I was looking at LaTeX - Wikibooks, open books for an open world which talks about using tlmgr
to get information about the TeX Live setup on my system. I see documentation for it, but no executable using the YaST software manager. I don’t know if it’s obsolete, useless, dangerous, or evil. But having documentation without the executable is disconcerting. Is the absence of tlmgr
intentional?
I think, texlive is build without tlmgr:
pushd ${prefix}/bin/
tar -cpSf - . | tar -xvspSf - -C %{buildroot}%{_bindir}/
rm -vf %{buildroot}%{_bindir}/tlmgr
rm -vf %{buildroot}%{_bindir}/tlshell
rm -vf %{buildroot}%{_bindir}/installfont-tl
rm -vf %{buildroot}%{_bindir}/tlcockpit
popd
The texlive package fails to build for Leap 15.6: see here for details.
You may have better chances with Tumbleweed.
Given TUG’s own documentation on distro integration states that tlmgr is not used when TeXLive is installed from your distro’s repositories, it’s clear that tlmgr’s absence is intentional.
Since you’re installing TeXLive via OpenSUSE’s repositories, you’re expected to manage all TeXLive packages with zypper/YaST. Otherwise you’d end up with some kind of hotchpotch of packages of different origin and/or different/incompatible versions.

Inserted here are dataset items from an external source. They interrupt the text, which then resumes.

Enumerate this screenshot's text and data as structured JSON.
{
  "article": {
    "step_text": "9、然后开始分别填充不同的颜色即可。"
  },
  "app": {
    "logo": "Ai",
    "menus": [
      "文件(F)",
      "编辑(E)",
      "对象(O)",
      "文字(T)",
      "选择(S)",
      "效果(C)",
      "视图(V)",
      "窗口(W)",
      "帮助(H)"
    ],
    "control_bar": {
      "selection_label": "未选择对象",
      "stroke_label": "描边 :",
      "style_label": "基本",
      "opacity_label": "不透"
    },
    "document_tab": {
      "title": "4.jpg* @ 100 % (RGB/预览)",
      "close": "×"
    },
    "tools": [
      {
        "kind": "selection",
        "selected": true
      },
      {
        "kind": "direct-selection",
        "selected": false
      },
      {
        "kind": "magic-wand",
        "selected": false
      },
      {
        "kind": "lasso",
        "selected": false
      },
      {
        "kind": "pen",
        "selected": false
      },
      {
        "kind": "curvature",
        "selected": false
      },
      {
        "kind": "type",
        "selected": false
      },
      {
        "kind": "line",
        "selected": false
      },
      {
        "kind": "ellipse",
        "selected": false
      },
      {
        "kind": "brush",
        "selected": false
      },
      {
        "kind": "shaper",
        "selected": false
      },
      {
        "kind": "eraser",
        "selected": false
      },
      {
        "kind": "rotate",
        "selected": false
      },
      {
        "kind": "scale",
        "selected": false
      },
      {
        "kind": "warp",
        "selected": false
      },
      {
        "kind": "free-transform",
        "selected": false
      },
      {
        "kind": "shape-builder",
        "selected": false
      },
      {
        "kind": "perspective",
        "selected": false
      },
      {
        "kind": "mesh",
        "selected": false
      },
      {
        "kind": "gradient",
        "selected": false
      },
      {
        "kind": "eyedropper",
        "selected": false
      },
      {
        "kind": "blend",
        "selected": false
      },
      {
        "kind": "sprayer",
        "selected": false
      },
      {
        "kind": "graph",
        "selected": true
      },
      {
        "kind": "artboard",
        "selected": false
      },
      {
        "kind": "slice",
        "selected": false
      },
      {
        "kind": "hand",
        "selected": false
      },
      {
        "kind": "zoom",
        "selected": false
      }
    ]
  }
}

This is perfectly normal and intentional, since you installed texlive from the opensuse repositories.
TLMGR is the package manager used to manage a native Texlive.
In other words, an online installation or by the (graphical) installer from the ISO as describe here
The TeX Live Guide—2025 is available :
Note that if you want to install a native texlive, you will need before, to install GitHub - rolfn/texlive-dummy-opensuse: A "dummy-package" for TeX Live.